I happened to watch the latest installment of Pirates of the Caribbean: On Stranger Tides this weekend, courtesy of the little silver disk. (Now out on Blu-ray, Blu-ray 3D and DVD versions. I saw the flat variety; outside of the principals thrusting swords at the camera, I don't think I was deprived of much.)
The picture's got everything: intrigue in the British court, treks through jungle swamps, swordfights galore, a beautiful and saucy female to entice Captain Sparrow, one action sequence close on the heels of another ...
It's a veritable treasure chest of visual splendors, which is the series' stock-in-trade. The whole 137 minutes is entertaining in its way, but not unlike watching a colorful, fast-moving parade: interesting (if frenetic) characters, plenty of flash, but minimal emotional involvement.
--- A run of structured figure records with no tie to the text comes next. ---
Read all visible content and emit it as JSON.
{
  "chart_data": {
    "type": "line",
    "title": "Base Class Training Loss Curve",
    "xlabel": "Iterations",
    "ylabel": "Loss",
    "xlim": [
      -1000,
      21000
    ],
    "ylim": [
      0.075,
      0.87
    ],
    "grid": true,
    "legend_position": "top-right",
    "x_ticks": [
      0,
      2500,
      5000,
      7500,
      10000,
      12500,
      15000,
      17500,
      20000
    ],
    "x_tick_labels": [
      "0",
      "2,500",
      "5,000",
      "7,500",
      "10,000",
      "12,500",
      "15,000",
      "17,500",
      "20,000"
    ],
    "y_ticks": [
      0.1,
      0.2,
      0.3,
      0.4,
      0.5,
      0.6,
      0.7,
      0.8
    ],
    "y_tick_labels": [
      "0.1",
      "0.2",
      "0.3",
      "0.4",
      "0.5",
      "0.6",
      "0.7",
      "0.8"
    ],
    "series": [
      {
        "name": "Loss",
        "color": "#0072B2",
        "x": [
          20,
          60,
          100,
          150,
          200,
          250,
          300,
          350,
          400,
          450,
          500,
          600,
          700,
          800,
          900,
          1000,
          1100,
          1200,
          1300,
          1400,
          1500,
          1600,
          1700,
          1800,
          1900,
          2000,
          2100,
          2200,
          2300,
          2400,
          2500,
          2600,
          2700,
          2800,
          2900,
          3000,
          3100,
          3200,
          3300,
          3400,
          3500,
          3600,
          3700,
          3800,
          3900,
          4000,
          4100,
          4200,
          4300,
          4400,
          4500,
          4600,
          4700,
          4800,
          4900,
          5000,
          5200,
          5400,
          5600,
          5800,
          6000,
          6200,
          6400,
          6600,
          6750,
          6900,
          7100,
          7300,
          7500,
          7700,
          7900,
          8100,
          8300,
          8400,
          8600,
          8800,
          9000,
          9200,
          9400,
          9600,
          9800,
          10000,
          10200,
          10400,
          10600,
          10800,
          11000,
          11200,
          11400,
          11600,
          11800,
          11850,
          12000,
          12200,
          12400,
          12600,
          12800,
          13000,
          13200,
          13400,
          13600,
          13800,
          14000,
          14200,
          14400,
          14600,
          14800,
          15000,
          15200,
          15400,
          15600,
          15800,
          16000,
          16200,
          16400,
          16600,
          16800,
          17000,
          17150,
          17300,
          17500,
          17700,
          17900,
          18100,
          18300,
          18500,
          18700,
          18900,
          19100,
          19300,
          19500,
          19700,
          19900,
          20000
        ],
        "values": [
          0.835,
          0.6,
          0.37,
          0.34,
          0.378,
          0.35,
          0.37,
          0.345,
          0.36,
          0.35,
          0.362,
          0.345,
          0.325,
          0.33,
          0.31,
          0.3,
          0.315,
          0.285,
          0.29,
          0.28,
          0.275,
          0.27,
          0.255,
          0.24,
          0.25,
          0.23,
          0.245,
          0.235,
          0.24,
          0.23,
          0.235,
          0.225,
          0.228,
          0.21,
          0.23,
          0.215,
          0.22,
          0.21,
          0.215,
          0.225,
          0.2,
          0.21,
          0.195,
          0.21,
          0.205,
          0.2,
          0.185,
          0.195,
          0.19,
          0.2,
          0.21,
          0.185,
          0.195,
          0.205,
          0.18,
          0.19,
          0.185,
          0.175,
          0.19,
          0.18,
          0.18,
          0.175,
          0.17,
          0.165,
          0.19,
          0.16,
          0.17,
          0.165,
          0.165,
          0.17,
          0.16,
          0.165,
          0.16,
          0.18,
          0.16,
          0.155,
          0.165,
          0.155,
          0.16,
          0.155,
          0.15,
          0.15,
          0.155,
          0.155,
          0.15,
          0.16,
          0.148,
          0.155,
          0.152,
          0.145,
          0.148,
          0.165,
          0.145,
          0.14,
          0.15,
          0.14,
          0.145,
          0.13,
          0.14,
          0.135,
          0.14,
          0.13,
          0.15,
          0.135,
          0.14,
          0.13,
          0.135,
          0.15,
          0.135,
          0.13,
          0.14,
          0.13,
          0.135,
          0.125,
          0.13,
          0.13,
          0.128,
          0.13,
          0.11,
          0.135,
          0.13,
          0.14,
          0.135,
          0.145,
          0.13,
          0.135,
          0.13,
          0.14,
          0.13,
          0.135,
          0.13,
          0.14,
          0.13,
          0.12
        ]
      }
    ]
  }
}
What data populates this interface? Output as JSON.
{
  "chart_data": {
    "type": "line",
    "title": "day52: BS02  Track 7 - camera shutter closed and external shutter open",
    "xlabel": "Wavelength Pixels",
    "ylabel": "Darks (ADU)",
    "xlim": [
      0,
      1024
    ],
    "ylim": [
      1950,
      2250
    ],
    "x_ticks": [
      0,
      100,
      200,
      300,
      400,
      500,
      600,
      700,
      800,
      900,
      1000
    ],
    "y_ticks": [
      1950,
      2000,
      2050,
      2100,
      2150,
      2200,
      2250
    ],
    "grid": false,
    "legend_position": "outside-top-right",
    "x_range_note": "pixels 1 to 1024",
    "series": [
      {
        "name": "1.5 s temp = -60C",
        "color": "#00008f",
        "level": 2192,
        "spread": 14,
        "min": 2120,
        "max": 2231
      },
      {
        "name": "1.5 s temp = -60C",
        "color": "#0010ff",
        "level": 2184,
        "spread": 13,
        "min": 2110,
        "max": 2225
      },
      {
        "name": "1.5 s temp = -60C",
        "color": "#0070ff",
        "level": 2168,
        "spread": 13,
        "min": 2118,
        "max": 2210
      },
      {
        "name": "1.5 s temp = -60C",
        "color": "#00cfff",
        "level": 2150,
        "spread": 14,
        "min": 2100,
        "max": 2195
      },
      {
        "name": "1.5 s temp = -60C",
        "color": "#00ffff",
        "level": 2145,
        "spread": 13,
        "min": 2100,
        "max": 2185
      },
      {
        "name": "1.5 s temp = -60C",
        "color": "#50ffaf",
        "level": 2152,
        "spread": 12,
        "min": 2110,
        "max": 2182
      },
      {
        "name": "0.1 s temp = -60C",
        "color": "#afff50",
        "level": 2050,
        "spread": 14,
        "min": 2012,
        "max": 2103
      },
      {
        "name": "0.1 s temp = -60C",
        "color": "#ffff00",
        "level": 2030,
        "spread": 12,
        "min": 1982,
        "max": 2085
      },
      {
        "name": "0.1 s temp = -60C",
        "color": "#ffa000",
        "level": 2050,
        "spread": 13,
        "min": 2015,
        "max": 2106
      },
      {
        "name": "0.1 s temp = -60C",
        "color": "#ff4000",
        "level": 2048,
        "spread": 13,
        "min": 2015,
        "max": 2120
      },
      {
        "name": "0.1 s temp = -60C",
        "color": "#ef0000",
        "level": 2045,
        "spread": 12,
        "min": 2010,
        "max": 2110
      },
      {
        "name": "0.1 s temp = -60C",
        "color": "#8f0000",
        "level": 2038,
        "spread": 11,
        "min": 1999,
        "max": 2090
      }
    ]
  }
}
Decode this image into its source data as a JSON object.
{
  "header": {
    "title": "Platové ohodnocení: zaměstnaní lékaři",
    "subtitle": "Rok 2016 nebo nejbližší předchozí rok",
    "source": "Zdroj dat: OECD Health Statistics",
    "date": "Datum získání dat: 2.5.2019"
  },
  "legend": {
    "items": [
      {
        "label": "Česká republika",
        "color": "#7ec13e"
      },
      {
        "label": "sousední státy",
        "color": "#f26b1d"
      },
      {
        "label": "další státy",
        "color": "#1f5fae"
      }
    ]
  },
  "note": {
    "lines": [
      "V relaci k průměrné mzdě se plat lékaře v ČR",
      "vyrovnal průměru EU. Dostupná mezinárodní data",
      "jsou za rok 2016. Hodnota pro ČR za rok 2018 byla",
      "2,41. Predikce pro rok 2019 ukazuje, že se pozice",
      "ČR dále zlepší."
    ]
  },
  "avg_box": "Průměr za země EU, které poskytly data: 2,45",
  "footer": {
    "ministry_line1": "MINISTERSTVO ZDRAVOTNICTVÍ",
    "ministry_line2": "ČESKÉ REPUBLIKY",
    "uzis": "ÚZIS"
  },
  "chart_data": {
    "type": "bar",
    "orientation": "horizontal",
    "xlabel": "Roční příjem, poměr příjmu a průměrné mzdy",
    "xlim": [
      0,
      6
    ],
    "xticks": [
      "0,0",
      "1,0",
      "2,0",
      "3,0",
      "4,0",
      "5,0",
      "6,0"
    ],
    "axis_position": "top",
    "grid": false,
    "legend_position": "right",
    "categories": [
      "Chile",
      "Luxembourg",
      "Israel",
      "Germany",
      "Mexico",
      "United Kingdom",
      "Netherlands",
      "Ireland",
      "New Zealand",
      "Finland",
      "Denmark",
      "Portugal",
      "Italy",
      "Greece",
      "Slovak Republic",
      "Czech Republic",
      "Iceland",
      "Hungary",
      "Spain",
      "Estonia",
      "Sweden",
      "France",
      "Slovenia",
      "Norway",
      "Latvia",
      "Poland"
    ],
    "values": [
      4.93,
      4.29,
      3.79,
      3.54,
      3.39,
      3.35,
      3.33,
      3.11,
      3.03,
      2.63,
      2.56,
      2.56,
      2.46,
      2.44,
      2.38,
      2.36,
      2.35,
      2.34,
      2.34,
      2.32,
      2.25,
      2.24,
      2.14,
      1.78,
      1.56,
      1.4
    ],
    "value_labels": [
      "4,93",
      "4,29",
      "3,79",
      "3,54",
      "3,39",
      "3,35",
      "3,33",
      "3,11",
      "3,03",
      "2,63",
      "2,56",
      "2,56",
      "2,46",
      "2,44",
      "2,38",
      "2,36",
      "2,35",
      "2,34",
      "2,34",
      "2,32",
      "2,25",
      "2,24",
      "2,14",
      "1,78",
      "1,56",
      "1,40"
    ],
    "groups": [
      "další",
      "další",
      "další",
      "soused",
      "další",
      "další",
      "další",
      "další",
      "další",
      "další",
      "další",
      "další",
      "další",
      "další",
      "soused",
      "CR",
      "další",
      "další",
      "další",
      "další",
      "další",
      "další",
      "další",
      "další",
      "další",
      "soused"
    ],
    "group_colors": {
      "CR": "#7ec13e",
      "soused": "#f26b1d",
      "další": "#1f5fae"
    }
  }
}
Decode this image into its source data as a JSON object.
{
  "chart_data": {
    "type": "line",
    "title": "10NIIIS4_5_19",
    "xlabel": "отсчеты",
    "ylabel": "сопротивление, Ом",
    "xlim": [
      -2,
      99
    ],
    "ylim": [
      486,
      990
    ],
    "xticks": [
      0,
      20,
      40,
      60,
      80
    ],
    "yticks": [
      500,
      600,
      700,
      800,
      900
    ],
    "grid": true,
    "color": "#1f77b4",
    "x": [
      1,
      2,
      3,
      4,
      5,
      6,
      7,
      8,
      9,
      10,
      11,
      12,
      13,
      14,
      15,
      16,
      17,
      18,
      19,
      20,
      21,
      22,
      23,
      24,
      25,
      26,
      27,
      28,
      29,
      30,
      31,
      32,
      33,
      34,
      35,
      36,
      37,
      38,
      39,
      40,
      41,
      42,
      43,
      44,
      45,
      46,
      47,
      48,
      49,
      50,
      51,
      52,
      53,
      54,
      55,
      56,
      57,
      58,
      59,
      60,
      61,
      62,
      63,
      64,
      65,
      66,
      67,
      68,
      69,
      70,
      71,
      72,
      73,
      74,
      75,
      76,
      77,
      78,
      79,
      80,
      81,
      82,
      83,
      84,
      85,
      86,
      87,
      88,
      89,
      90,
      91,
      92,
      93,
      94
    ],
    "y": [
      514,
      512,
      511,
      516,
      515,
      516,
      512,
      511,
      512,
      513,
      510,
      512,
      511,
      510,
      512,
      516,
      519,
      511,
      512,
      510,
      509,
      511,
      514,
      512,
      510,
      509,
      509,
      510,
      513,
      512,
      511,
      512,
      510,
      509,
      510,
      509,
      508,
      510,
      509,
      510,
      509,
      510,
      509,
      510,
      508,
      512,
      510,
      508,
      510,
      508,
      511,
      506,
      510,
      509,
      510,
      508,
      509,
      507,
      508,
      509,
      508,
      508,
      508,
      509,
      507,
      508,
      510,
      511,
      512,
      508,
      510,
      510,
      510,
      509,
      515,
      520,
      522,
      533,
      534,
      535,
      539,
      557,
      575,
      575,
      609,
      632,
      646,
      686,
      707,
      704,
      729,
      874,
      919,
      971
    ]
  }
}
One sequence passes before our eyes, then another. None of them seem to be heavily connected to the set-piece of ten minutes before. We're there to be dazzled, not emotionally invested. And story coherence is way down the list of PC's priorities.
Contrast all the pyrotechnics of Pirates 4 with any good animated film and you immediately see the difference: Dumbo's mother isn't a plot device, but an emotional fulcrum for the entire movie. Woody changes his attitude toward Buzz Lightyear; we're never sure what Sparrow's attitude toward Angelica even is. The Dwarf's actually fall in love with Snow White (and we know it)*, Captain Jack has nothing but insouciant one-liners for everyone he encounters. When the only love story that resonates, however faintly, is between two minor characters, you know there are some structural problems.
Tides exists to extend a lucrative franchise. Not deepen our understanding of Jack Sparrow and his shipmates.
* Even the 71-year-old, black-and-white pirate saga "The Sea Hawk" has more coherence and emotion than "On Stranger Tides," even as it shares the sword play and sailing ships, the British court double-crossings and hair-breadth escapes.